Os gastos sociais reduzem a desigualdade social e a política fiscal é um instrumento que se utiliza para amenizar as desigualdades de mercado. A Europa é muito menos desigual que a América Latina não somente pelo mercado de trabalho diferenciado, mas principalmente pelo papel do Estado. Fazendo uma comparação do índice de Gini (que aponta a diferença entre os rendimentos dos mais pobres e dos mais ricos) entre os países latino-americanos e europeus, presente no estudo da CEPAL (2015), percebe-se que quanto maior o gasto público se altera a desigualdade de renda, evidenciando o impacto redistributivo da política fiscal.

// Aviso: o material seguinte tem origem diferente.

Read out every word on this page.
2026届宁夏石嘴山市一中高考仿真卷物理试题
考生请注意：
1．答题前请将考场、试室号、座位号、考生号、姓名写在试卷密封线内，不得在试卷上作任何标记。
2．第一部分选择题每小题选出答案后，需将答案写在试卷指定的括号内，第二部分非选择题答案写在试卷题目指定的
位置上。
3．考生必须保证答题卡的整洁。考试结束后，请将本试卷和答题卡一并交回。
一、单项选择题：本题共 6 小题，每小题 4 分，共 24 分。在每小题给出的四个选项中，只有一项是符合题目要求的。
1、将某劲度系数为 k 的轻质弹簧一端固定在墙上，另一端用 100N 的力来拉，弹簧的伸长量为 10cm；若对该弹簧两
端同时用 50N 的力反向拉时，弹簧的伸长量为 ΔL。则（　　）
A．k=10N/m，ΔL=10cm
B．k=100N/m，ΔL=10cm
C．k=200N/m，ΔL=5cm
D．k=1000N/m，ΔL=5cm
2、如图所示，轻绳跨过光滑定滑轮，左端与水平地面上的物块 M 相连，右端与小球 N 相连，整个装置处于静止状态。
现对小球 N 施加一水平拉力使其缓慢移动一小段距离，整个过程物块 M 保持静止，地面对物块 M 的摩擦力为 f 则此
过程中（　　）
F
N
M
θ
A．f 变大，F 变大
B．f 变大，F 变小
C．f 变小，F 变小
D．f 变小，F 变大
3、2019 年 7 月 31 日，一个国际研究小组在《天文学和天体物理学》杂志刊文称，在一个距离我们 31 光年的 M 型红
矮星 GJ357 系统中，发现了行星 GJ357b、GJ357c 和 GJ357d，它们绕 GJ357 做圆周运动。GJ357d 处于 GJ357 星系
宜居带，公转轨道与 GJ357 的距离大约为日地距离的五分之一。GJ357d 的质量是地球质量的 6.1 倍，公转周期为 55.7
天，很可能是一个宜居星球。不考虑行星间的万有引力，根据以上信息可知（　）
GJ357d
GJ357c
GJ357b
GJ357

A gestão petista do governo federal a partir de 2003, com a presidência de Luis Inácio Lula da Silva tem como característica o aumento dos gastos sociais como mecanismo de combate à desigualdade social, com diversos programas em todas as áreas de atuação do Gasto Social Federal, que segundo Eduardo Fagnani (2011), foi um governo que viveu sob a tensão entre os paradigmas do Estado Mínimo versus Estado de Bem-Estar Social, tendo como primeira etapa (2003-2005) a Mudança ou Continuidade, marcada pela manutenção da ortodoxia econômica que teve consequências nos rumos tensionados das políticas sociais, e a segunda etapa (2006-2010) de Ensaios Desenvolvimentistas, marcada pelo arrefecimentos dessas tensões.
A crise financeira de 2008, que impactou o mundo inteiro e teve origem na crise da bolha imobiliária dos Estados Unidos, que levou a falência de bancos e queda das bolsas mundiais, também foi sentida no Brasil e a gestão de Dilma Roussef (2011-2016) adotou uma política fiscal de enfrentamento da crise subsequente a esse acontecido que gerou uma desaceleração do crescimento em seu primeiro mandato. Após um momento de rápida recuperação da crise, a mudança no arranjo da política econômica foi de reversão da política fiscal expansionista dos anos anteriores diante do cenário de crise da Zona do Euro no início de 2012, combinada com a desaceleração da economia chinesa e lenta recuperação dos EUA. As condições internacionais mudaram drasticamente e tornaram-se cada vez mais adversas, e, assim, a economia brasileira passou da desaceleração para uma recessão no segundo mandato de Dilma, tornando-se cada vez mais difícil a manutenção de uma política econômica que aumentasse ou pelo menos mantivesse os gastos sociais, gerando descontrole nas contas públicas de despesas e receitas.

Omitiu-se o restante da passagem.